Lots of space in the accommodations.
My home away from home.
My first few meals have been small successes. The first night we had (what I think was) fried chicken wings with spicy sauce on the side, plus rice, soup, and a variety of side dishes. The menu for the week has been posted (and with English translations!) so I know that I can look forward to things like beef bone soup, stir-fried duck, and porkbelly BBQ. The next morning, I had a very western fried egg and bacon. Plus, I made my first “white chocolate mocha!” OK fine…it was a coffee with white chocolate mocha sauce and microwaved milk, but it was delicious. There are lots of snacks available and the things I have chosen (I can’t read most of the labels) have been delightful. The bottom line is: I am certain I will not starve!

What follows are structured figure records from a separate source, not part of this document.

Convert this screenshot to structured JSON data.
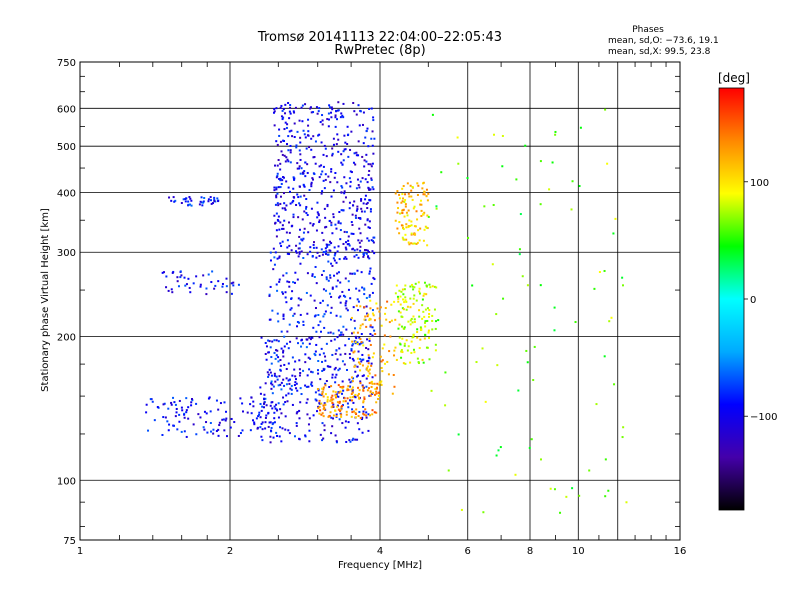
{
  "chart_data": {
    "type": "scatter",
    "title": "Tromsø 20141113 22:04:00–22:05:43",
    "subtitle": "RwPretec (8p)",
    "xlabel": "Frequency [MHz]",
    "ylabel": "Stationary phase Virtual Height [km]",
    "x_scale": "log",
    "y_scale": "log",
    "xlim": [
      1,
      16
    ],
    "ylim": [
      75,
      750
    ],
    "xticks": [
      1,
      2,
      4,
      6,
      8,
      10,
      16
    ],
    "xtick_labels": [
      "1",
      "2",
      "4",
      "6",
      "8",
      "10",
      "16"
    ],
    "xgrid": [
      2,
      4,
      6,
      8,
      10,
      12
    ],
    "yticks": [
      75,
      100,
      200,
      300,
      400,
      500,
      600,
      750
    ],
    "ytick_labels": [
      "75",
      "100",
      "200",
      "300",
      "400",
      "500",
      "600",
      "750"
    ],
    "grid": true,
    "phase_stats": {
      "heading": "Phases",
      "o_line": "mean, sd,O: −73.6, 19.1",
      "x_line": "mean, sd,X:  99.5, 23.8"
    },
    "colorbar": {
      "label": "[deg]",
      "range": [
        -180,
        180
      ],
      "ticks": [
        100,
        0,
        -100
      ],
      "tick_labels": [
        "100",
        "0",
        "−100"
      ],
      "colormap": [
        "#000000",
        "#4400aa",
        "#0000ff",
        "#00aaff",
        "#00ffff",
        "#00ff00",
        "#ffff00",
        "#ff8800",
        "#ff0000"
      ]
    },
    "series": [
      {
        "color_rule": "phase",
        "clusters": [
          {
            "desc": "low-frequency O trace",
            "xrange": [
              1.35,
              2.6
            ],
            "yrange": [
              123,
              150
            ],
            "phase": -90,
            "n": 140
          },
          {
            "desc": "O trace lower",
            "xrange": [
              2.3,
              3.8
            ],
            "yrange": [
              120,
              200
            ],
            "phase": -95,
            "n": 260
          },
          {
            "desc": "O trace mid band",
            "xrange": [
              2.4,
              3.9
            ],
            "yrange": [
              150,
              320
            ],
            "phase": -90,
            "n": 320
          },
          {
            "desc": "O trace upper band",
            "xrange": [
              2.45,
              3.9
            ],
            "yrange": [
              290,
              620
            ],
            "phase": -100,
            "n": 520
          },
          {
            "desc": "O cluster near 380 km",
            "xrange": [
              1.5,
              1.9
            ],
            "yrange": [
              375,
              392
            ],
            "phase": -90,
            "n": 40
          },
          {
            "desc": "O cluster near 260 km",
            "xrange": [
              1.45,
              2.1
            ],
            "yrange": [
              245,
              275
            ],
            "phase": -95,
            "n": 45
          },
          {
            "desc": "X trace lower",
            "xrange": [
              3.0,
              4.0
            ],
            "yrange": [
              135,
              160
            ],
            "phase": 130,
            "n": 130
          },
          {
            "desc": "X trace mid",
            "xrange": [
              3.5,
              4.3
            ],
            "yrange": [
              150,
              240
            ],
            "phase": 120,
            "n": 110
          },
          {
            "desc": "X trace near 210 km",
            "xrange": [
              4.3,
              5.2
            ],
            "yrange": [
              175,
              260
            ],
            "phase": 80,
            "n": 140
          },
          {
            "desc": "X trace near 350 km",
            "xrange": [
              4.3,
              5.0
            ],
            "yrange": [
              310,
              420
            ],
            "phase": 110,
            "n": 110
          },
          {
            "desc": "sparse points",
            "xrange": [
              5.0,
              12.5
            ],
            "yrange": [
              85,
              600
            ],
            "phase": 60,
            "n": 90
          }
        ]
      }
    ]
  }
}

There is always a variety of things on offer so everyone is sure to find something they like.
A little something to satisfy a sweet tooth!
We departed Lyttleton (with little fanfare…I didn’t even realize we had left until my cabin started rocking) at around 9am local time on January 4, headed for Hobart in Tasmania, Australia to refuel before heading South to Antarctica. Late that night we were all called down to complete our applications for Australian visas so we could clear customs when we arrived. There are so many logistical details that go into a complex expedition like this…I’m glad the team has everything well in hand!